Lin also said it is unlikely for house prices to come down anytime soon until the government finds a way to close the loopholes in the current policy that requires property developers to allocate a certain amount of units for the Bumiputeras.
The policy Lin was referring to is the Bumiputera Lot Quota Regulation under the New Economic Policy (NEP), which was introduced as a mean to increase Bumiputera ownership in real estate.
Since its inception in 1971, developers have been required to allocate at least 30% of all property units, be they residential or commercial, to Bumiputeras.
“Even with the Bumiputera discounts, we have to contend with hard-to-sell Bumiputera lots due to current predicament of poor sales and market conditions.
“On top of that, we can only release the unsold units three to four years later, but still have to pay the discounted amount to the authorities,” Lin added.
He also said the company has met with the authorities and other industry players and discussed the 2% proposal as it will help to address home affordability issues, especially among the B40 group.
“Right now, the reason why many units are left unsold is because of the location. Most of which are not within the reach of the B40 people. That is why it doesn’t help (the issue of unsold Bumiputera units) even with discounts being offered.”
According to Lin, the developers’ margin of financing for holding cost would generally be between 3% and 5% for large projects.
“The longer you hold on to the units, the higher the holding cost will be.
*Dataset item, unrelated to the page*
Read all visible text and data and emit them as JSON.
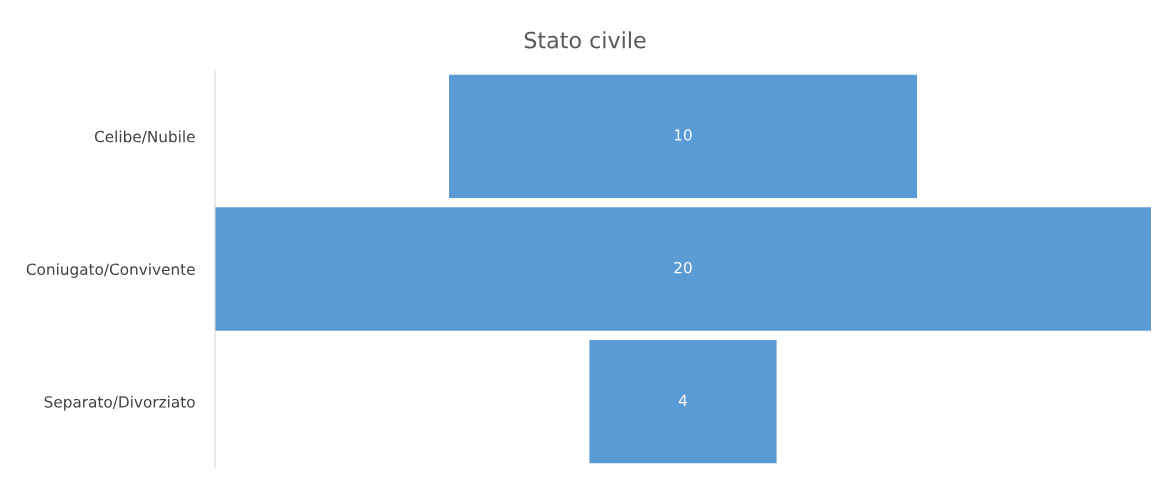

It will not help the economy too because the tax authority will have to defer their collection period.
“The holding cost to comply with the Bumiputera Lot Quota Regulation is getting heavier to bear for the group,” he said.
Lin said Gamuda Land is only making a single digit profit margin due to the ever increasing holding cost.
According to the Malaysian law, state authorities are given full control over land matters and as such, the Bumiputera quota regulation falls under the state government’s jurisdiction. As such, the quota could differ from state to state.
The Federal Territories quota is relatively low at 30% compared to other states such as Johor (40%), Negri Sembilan (50%) or Kelantan (70%).
Lin said when the unsold Bumiputera units add additional costs to the developer, it will eventually be passed down to the property owners.
“That is why affordability is a big issue in the industry. If this goes on, the house prices can never be brought down because developers have no choice,” he added.